Verizon announced it would begin issuing refunds to about 15 million users who were wrongly charged an average of $2 to $6 dollars apiece for data usage, due to a handset glitch. When users accidentally hit a preloaded demo app that launched Internet access, they were charged $1.99 a per megabyte for connectivity. Verizon declined to name the handsets that had these preloaded demos.
The payout is a result of a year-long FCC investigation that eventually led to Verizon making the refunds two years later. The FCC said it would continue to investigate Verizon's business practices and could still penalize the company.
Although Verizon said it would credit current account holders and give checks to former customers, how can you be sure that you've been credited?
1. Refunds to Be Sent October and November
Although some people may want to see their refund immediately, know that the company plans to send credits or checks through November. Wait a few weeks to see a refund before following up.
2. Refunds Only to Customers With No Data Plan
Customers without data plans or monthly Internet access fees were the account holders overcharged in $1.99 increments for per-megabyte data usage. Usually these customers had demo applications preloaded on their handsets, which often launched inadvertently.
3. Your Check Is in the Mail?
Current account holders will receive a credit from Verizon and former customers, provided that Verizon still has your valid address, will be sent checks. If Verizon may not have your current address, skip to No. 5.
4. Many Charges Date Back to 2007
Complaints about the charges began three years ago, but were downplayed by Verizon, the New York Times reported. If you might be among the affected Verizon customers, start checking over your phone records since 2007.
5. How to Reach Verizon
Verizon released a customer service number to deal with the flood of inquiries, including questions regarding refunds. For more information, call 800-922-0204.
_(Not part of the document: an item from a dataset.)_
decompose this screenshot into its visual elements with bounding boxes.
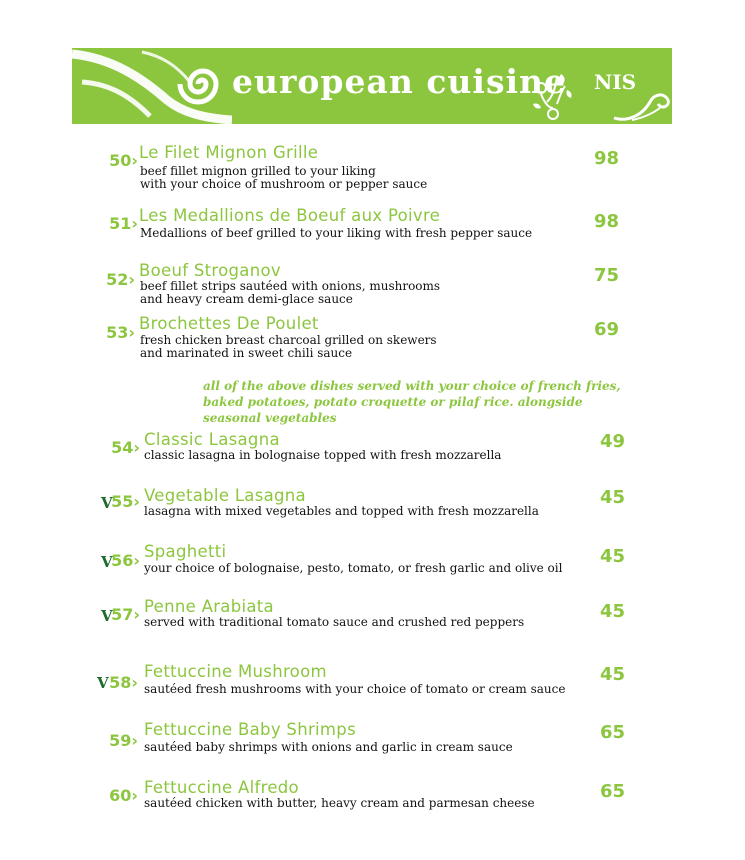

While the FCC investigation did lead to Verizon's less-than-speedy refunds, the agency is also doing more to highlight problems with wireless carriers, including investigating Verizon's recent doubling of early termination fees (Verizon has until Dec. 17 to explain to the agency why it raised fees from $175 to $350.).
At least now the FCC is starting to show some teeth and protect consumers and businesses from arbitrary fees.